È con questo film, infatti, che per la prima volta la potenza tecnologica hollywoodiana viene sfruttata non per produrre lussuosissime illusioni spettacolari, ma per parlare con uno stile profondamente radicato nel nostro tempo: il tempo degli User Generated Content, della produzione amatoriale di contenuti audiovisivi che godono di visibilità e credibilità paragonabili a quelle dei canali "ufficiali". Qui finisce idealmente il cinema americano d'effetti speciali degli anni '90, alla ricerca dell'immagine perfetta; ora il migliore trucco digitale è quello che evoca l'imperfezione della vita di tutti i giorni tramite la più meticolosa pianificazione. Il cinema di guerra ha già avuto il suo Cloverfield l'anno scorso, con Redacted di Brian De Palma, tutto fatto di riprese con cellulari, video di sorveglianza, filmati di YouTube: e tutto rigorosamente falso, cioè verosimile, prodotto come sefossero veramente state persone qualunque a fornire quei video. Probabilmente, nei prossimi anni, quasi ogni genere farà il suo incontro con questo stile, che è il primo a distinguere nettamente il cinema degli anni 2000 dal passato (Blair Witch Project e simili avevano timidamente anticipato questo tipo di concezione, ma in quei casi non si trattava certo di "produzione ipertecnologica dell'imperfetto").

A margine annoto che, nel cinema dove ho visto il film, per la prima volta il pubblico ai titoli di coda non è scattato in piedi raggiungendo rumorosamente le uscite: tutti (sala mezza piena) siamo rimasti quasi completamente muti e seduti per almeno un minuto, a luci accese...
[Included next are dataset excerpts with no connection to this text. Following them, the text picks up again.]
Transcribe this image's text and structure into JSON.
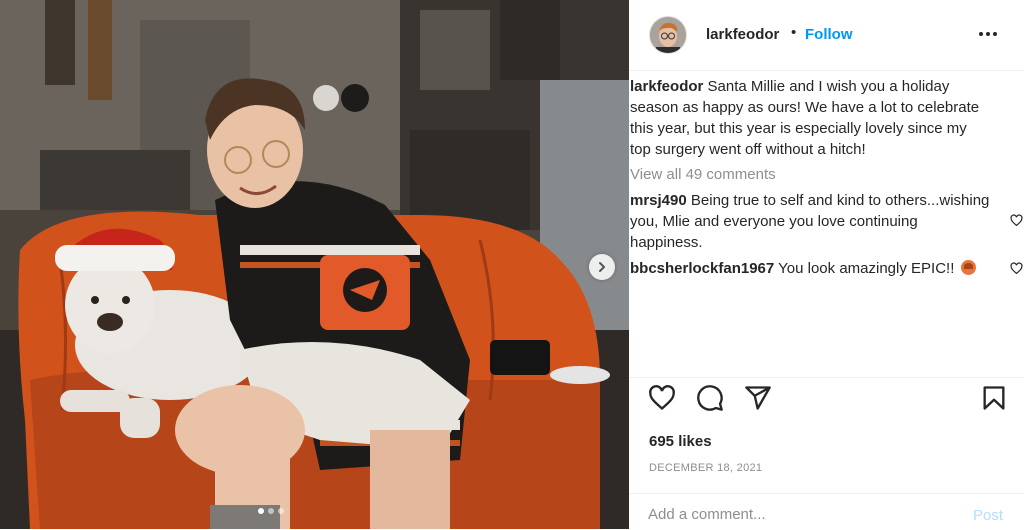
{
  "colors": {
    "accent": "#0095f6",
    "text": "#262626",
    "muted": "#8e8e8e",
    "post_disabled": "#b2dffc"
  },
  "photo": {
    "description_icon": "post-photo",
    "carousel_dots": 3,
    "active_dot": 1
  },
  "header": {
    "username": "larkfeodor",
    "separator": "•",
    "follow_label": "Follow"
  },
  "caption": {
    "username": "larkfeodor",
    "text": "Santa Millie and I wish you a holiday season as happy as ours! We have a lot to celebrate this year, but this year is especially lovely since my top surgery went off without a hitch!"
  },
  "view_all": "View all 49 comments",
  "comments": [
    {
      "username": "mrsj490",
      "text": "Being true to self and kind to others...wishing you, Mlie and everyone you love continuing happiness."
    },
    {
      "username": "bbcsherlockfan1967",
      "text": "You look amazingly EPIC!!"
    }
  ],
  "icons": {
    "like": "heart-icon",
    "comment": "comment-bubble-icon",
    "share": "paper-plane-icon",
    "save": "bookmark-icon",
    "more": "more-options-icon",
    "next": "chevron-right-icon"
  },
  "likes": "695 likes",
  "date": "DECEMBER 18, 2021",
  "add_comment": {
    "placeholder": "Add a comment...",
    "post_label": "Post"
  }
}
Taceva anche la coppia di anziani accanto a me, che durante il film invece continuava con: «Ma è tutto così?» «Eeehhh, no, così non va bene» «Scusa, non sapevo che era tutto in soggettiva» «Ma quando inizia il film vero?» «A casa dobbiamo dire che questo non lo devono scaricare»...

Ah, ehm, forse non si è capito bene, ma a me è piaciuto.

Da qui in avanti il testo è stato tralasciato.